Almost everything I want to say in a review of Brave I can’t say, because I’ll give away a key element of the plot. Much of this review will only make sense after you’ve seen the film.
I thank the previews for only giving us the set up: Merida has been groomed by her mother since birth to be a princess. Her mother is about to set up Merida into an arranged marriage. This creates friction within the family, and because Merida is a princess, this has political ramifications, too.
But one day, Merida has a chance to change her fate.

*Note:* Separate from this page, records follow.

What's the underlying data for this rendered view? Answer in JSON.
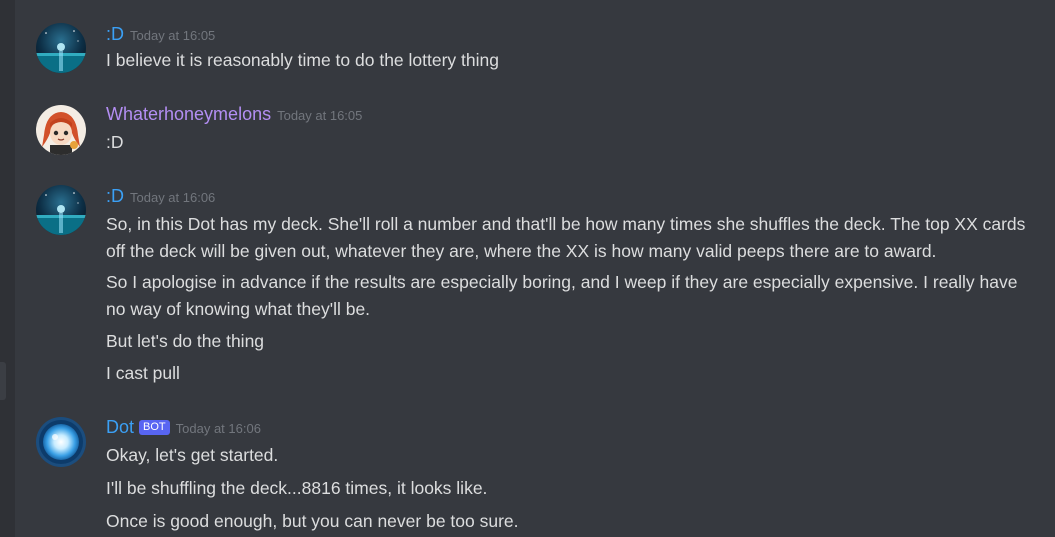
{
  "messages": [
    {
      "author": ":D",
      "author_color": "#3ba0f5",
      "avatar": "night-sea-icon",
      "timestamp": "Today at 16:05",
      "lines": [
        "I believe it is reasonably time to do the lottery thing"
      ]
    },
    {
      "author": "Whaterhoneymelons",
      "author_color": "#b38ef3",
      "avatar": "anime-character-icon",
      "timestamp": "Today at 16:05",
      "lines": [
        ":D"
      ]
    },
    {
      "author": ":D",
      "author_color": "#3ba0f5",
      "avatar": "night-sea-icon",
      "timestamp": "Today at 16:06",
      "lines": [
        "So, in this Dot has my deck. She'll roll a number and that'll be how many times she shuffles the deck. The top XX cards off the deck will be given out, whatever they are, where the XX is how many valid peeps there are to award.",
        "So I apologise in advance if the results are especially boring, and I weep if they are especially expensive. I really have no way of knowing what they'll be.",
        "But let's do the thing",
        "I cast pull"
      ]
    },
    {
      "author": "Dot",
      "author_color": "#3ba0f5",
      "avatar": "blue-orb-icon",
      "bot_tag": "BOT",
      "timestamp": "Today at 16:06",
      "lines": [
        "Okay, let's get started.",
        "I'll be shuffling the deck...8816 times, it looks like.",
        "Once is good enough, but you can never be too sure."
      ]
    }
  ]
}
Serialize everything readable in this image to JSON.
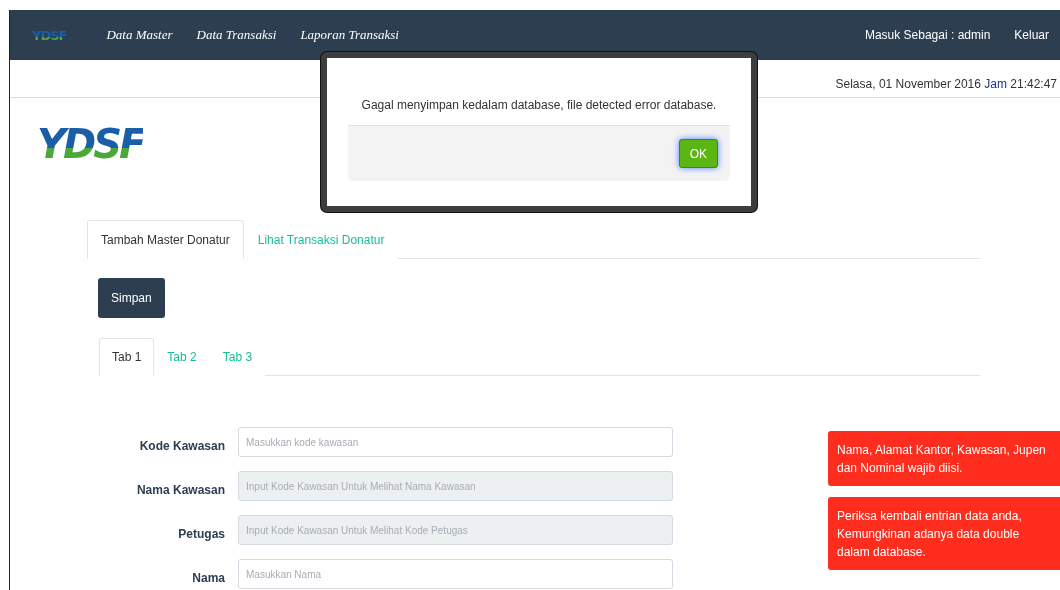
{
  "navbar": {
    "logo_text": "YDSF",
    "menu": [
      "Data Master",
      "Data Transaksi",
      "Laporan Transaksi"
    ],
    "user_label": "Masuk Sebagai : admin",
    "logout": "Keluar"
  },
  "header": {
    "date": "Selasa, 01 November 2016",
    "time_label": "Jam",
    "time": "21:42:47",
    "logo_text": "YDSF"
  },
  "main_tabs": [
    {
      "label": "Tambah Master Donatur",
      "selected": true
    },
    {
      "label": "Lihat Transaksi Donatur",
      "selected": false
    }
  ],
  "save_button": "Simpan",
  "sub_tabs": [
    {
      "label": "Tab 1",
      "selected": true
    },
    {
      "label": "Tab 2",
      "selected": false
    },
    {
      "label": "Tab 3",
      "selected": false
    }
  ],
  "form": [
    {
      "label": "Kode Kawasan",
      "placeholder": "Masukkan kode kawasan",
      "disabled": false
    },
    {
      "label": "Nama Kawasan",
      "placeholder": "Input Kode Kawasan Untuk Melihat Nama Kawasan",
      "disabled": true
    },
    {
      "label": "Petugas",
      "placeholder": "Input Kode Kawasan Untuk Melihat Kode Petugas",
      "disabled": true
    },
    {
      "label": "Nama",
      "placeholder": "Masukkan Nama",
      "disabled": false
    }
  ],
  "alerts": [
    "Nama, Alamat Kantor, Kawasan, Jupen dan Nominal wajib diisi.",
    "Periksa kembali entrian data anda, Kemungkinan adanya data double dalam database."
  ],
  "dialog": {
    "message": "Gagal menyimpan kedalam database, file detected error database.",
    "button": "OK"
  }
}
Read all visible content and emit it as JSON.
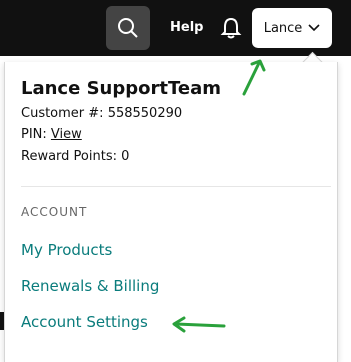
{
  "header": {
    "help_label": "Help",
    "user_button_label": "Lance",
    "icons": [
      "search-icon",
      "bell-icon",
      "chevron-down-icon"
    ],
    "colors": {
      "bar": "#111111",
      "search_bg": "#444444"
    }
  },
  "menu": {
    "account_name": "Lance SupportTeam",
    "customer_label": "Customer #:",
    "customer_number": "558550290",
    "pin_label": "PIN:",
    "pin_link": "View",
    "reward_points_label": "Reward Points:",
    "reward_points_value": "0",
    "section_title": "ACCOUNT",
    "links": [
      {
        "label": "My Products"
      },
      {
        "label": "Renewals & Billing"
      },
      {
        "label": "Account Settings"
      }
    ],
    "link_color": "#0a7c7c"
  },
  "annotations": {
    "arrow_color": "#2aa13b"
  }
}
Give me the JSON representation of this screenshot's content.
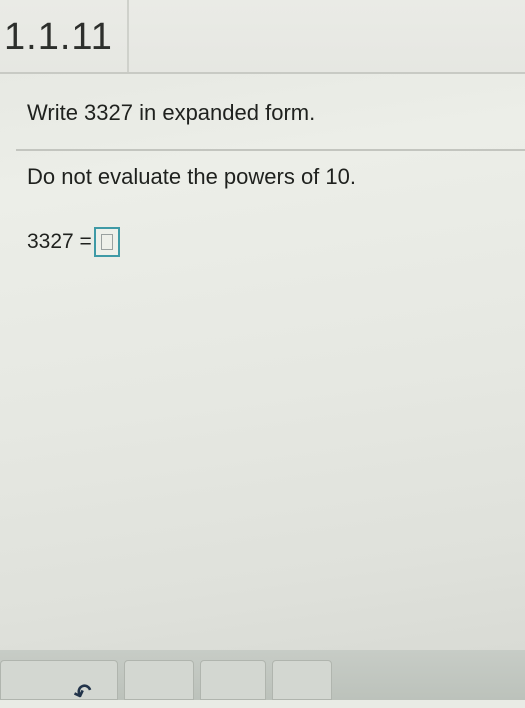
{
  "header": {
    "problem_number": "1.1.11"
  },
  "question": {
    "instruction": "Write 3327 in expanded form.",
    "sub_instruction": "Do not evaluate the powers of 10.",
    "equation_label": "3327 ="
  },
  "answer": {
    "value": ""
  },
  "footer": {
    "undo_icon": "undo-icon"
  },
  "colors": {
    "answer_box_border": "#3f9aa6",
    "undo_icon": "#22344a"
  }
}
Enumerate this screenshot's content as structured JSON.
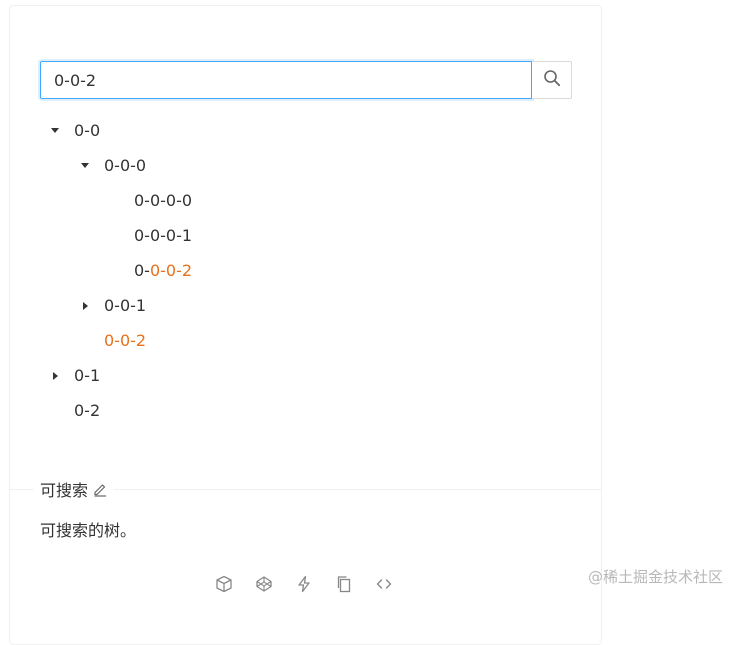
{
  "search": {
    "value": "0-0-2",
    "button_icon": "search-icon"
  },
  "tree": [
    {
      "id": "n-0-0",
      "level": 0,
      "switcher": "expanded",
      "pre": "0-0",
      "hl": "",
      "post": ""
    },
    {
      "id": "n-0-0-0",
      "level": 1,
      "switcher": "expanded",
      "pre": "0-0-0",
      "hl": "",
      "post": ""
    },
    {
      "id": "n-0-0-0-0",
      "level": 2,
      "switcher": "leaf",
      "pre": "0-0-0-0",
      "hl": "",
      "post": ""
    },
    {
      "id": "n-0-0-0-1",
      "level": 2,
      "switcher": "leaf",
      "pre": "0-0-0-1",
      "hl": "",
      "post": ""
    },
    {
      "id": "n-0-0-0-2",
      "level": 2,
      "switcher": "leaf",
      "pre": "0-",
      "hl": "0-0-2",
      "post": ""
    },
    {
      "id": "n-0-0-1",
      "level": 1,
      "switcher": "collapsed",
      "pre": "0-0-1",
      "hl": "",
      "post": ""
    },
    {
      "id": "n-0-0-2",
      "level": 1,
      "switcher": "leaf",
      "pre": "",
      "hl": "0-0-2",
      "post": ""
    },
    {
      "id": "n-0-1",
      "level": 0,
      "switcher": "collapsed",
      "pre": "0-1",
      "hl": "",
      "post": ""
    },
    {
      "id": "n-0-2",
      "level": 0,
      "switcher": "leaf",
      "pre": "0-2",
      "hl": "",
      "post": ""
    }
  ],
  "demo": {
    "title": "可搜索",
    "description": "可搜索的树。"
  },
  "actions": [
    "codesandbox-icon",
    "codepen-icon",
    "stackblitz-icon",
    "copy-icon",
    "expand-code-icon"
  ],
  "watermark": "@稀土掘金技术社区",
  "colors": {
    "highlight": "#e8711a",
    "focus_border": "#40a9ff",
    "text": "#333333"
  }
}
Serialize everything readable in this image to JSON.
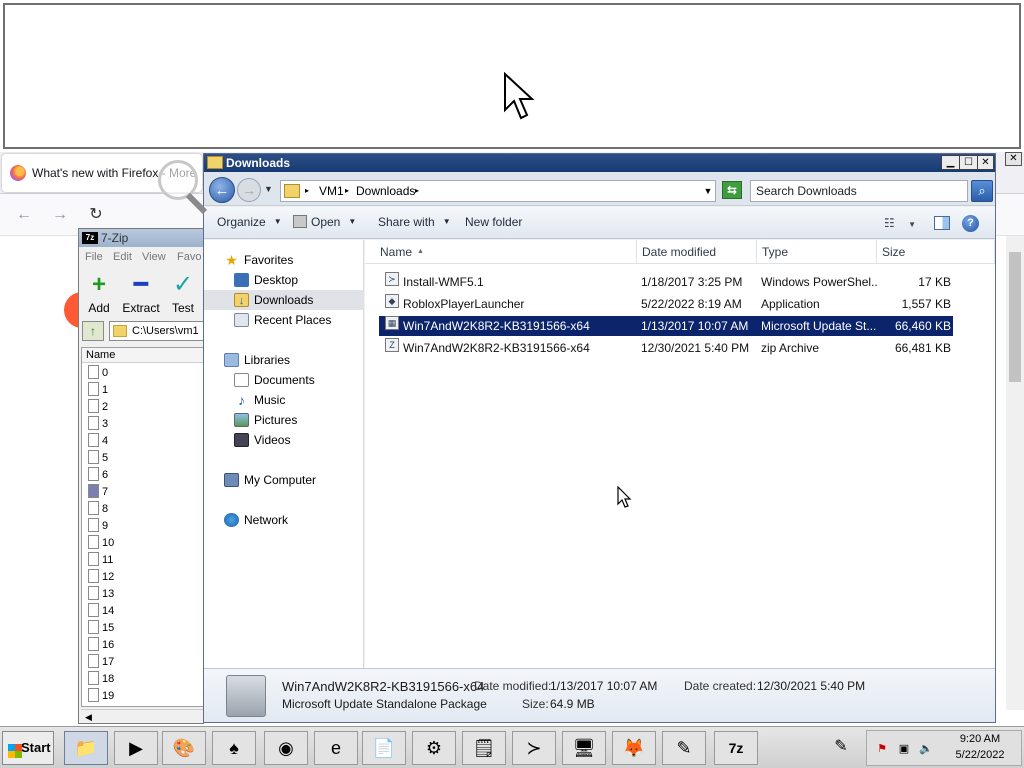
{
  "firefox": {
    "tab_title": "What's new with Firefox - More pr",
    "back_glyph": "←",
    "forward_glyph": "→",
    "reload_glyph": "↻"
  },
  "sevenzip": {
    "title": "7-Zip",
    "icon_text": "7z",
    "menu": [
      "File",
      "Edit",
      "View",
      "Favo"
    ],
    "tools": [
      {
        "label": "Add",
        "glyph": "+",
        "color": "#1e9a1e"
      },
      {
        "label": "Extract",
        "glyph": "━",
        "color": "#1d3fbf"
      },
      {
        "label": "Test",
        "glyph": "✓",
        "color": "#1aa3a3"
      }
    ],
    "path": "C:\\Users\\vm1",
    "column_name": "Name",
    "rows": [
      "0",
      "1",
      "2",
      "3",
      "4",
      "5",
      "6",
      "7",
      "8",
      "9",
      "10",
      "11",
      "12",
      "13",
      "14",
      "15",
      "16",
      "17",
      "18",
      "19"
    ],
    "scroll_left": "◀"
  },
  "explorer": {
    "title": "Downloads",
    "breadcrumb": [
      "VM1",
      "Downloads"
    ],
    "search_placeholder": "Search Downloads",
    "commands": {
      "organize": "Organize",
      "open": "Open",
      "share_with": "Share with",
      "new_folder": "New folder"
    },
    "nav": {
      "favorites": "Favorites",
      "desktop": "Desktop",
      "downloads": "Downloads",
      "recent_places": "Recent Places",
      "libraries": "Libraries",
      "documents": "Documents",
      "music": "Music",
      "pictures": "Pictures",
      "videos": "Videos",
      "my_computer": "My Computer",
      "network": "Network"
    },
    "columns": {
      "name": "Name",
      "date_modified": "Date modified",
      "type": "Type",
      "size": "Size"
    },
    "files": [
      {
        "name": "Install-WMF5.1",
        "date": "1/18/2017 3:25 PM",
        "type": "Windows PowerShel...",
        "size": "17 KB",
        "selected": false
      },
      {
        "name": "RobloxPlayerLauncher",
        "date": "5/22/2022 8:19 AM",
        "type": "Application",
        "size": "1,557 KB",
        "selected": false
      },
      {
        "name": "Win7AndW2K8R2-KB3191566-x64",
        "date": "1/13/2017 10:07 AM",
        "type": "Microsoft Update St...",
        "size": "66,460 KB",
        "selected": true
      },
      {
        "name": "Win7AndW2K8R2-KB3191566-x64",
        "date": "12/30/2021 5:40 PM",
        "type": "zip Archive",
        "size": "66,481 KB",
        "selected": false
      }
    ],
    "details": {
      "name": "Win7AndW2K8R2-KB3191566-x64",
      "type": "Microsoft Update Standalone Package",
      "date_modified_label": "Date modified:",
      "date_modified": "1/13/2017 10:07 AM",
      "date_created_label": "Date created:",
      "date_created": "12/30/2021 5:40 PM",
      "size_label": "Size:",
      "size": "64.9 MB"
    }
  },
  "taskbar": {
    "start_label": "Start",
    "time": "9:20 AM",
    "date": "5/22/2022",
    "apps": [
      {
        "name": "explorer",
        "glyph": "📁"
      },
      {
        "name": "media-player",
        "glyph": "▶"
      },
      {
        "name": "paint",
        "glyph": "🎨"
      },
      {
        "name": "solitaire",
        "glyph": "♠"
      },
      {
        "name": "chrome",
        "glyph": "◉"
      },
      {
        "name": "internet-explorer",
        "glyph": "e"
      },
      {
        "name": "notepad",
        "glyph": "📄"
      },
      {
        "name": "control-panel",
        "glyph": "⚙"
      },
      {
        "name": "sticky-notes",
        "glyph": "🗒"
      },
      {
        "name": "powershell",
        "glyph": "≻"
      },
      {
        "name": "remote-desktop",
        "glyph": "🖥"
      },
      {
        "name": "firefox",
        "glyph": "🦊"
      },
      {
        "name": "notes",
        "glyph": "✎"
      },
      {
        "name": "7-zip",
        "glyph": "7z"
      }
    ]
  }
}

I realized watching Brave one reason why Pixar’s movies have continued to lead the pack in the animated movie game. It’s not the eye candy, which Brave has in abundance (and in 3-D abundance!). A lot has been written about making Merida’s hair as lively as it looks (and it is a marvel). But other animation studios provide us with eye candy. And other animation studios match Pixar for humor.
But perhaps nobody matches what Pixar does without words. We saw this in Wall•E, and we see this again in Brave, although it’s more subtle here.
Watch what characters in Brave do when they’re not talking. There’s a lot of “not talking” here. This is a film about family members not listening to each other, after all. Pixar’s directors and animators may be without peer at conveying things with expressions and body language. Their ability to that makes this movie work.
And maybe I do have one helpful thing to say in this review. Do not leave when the credits roll; stay to the bitter end!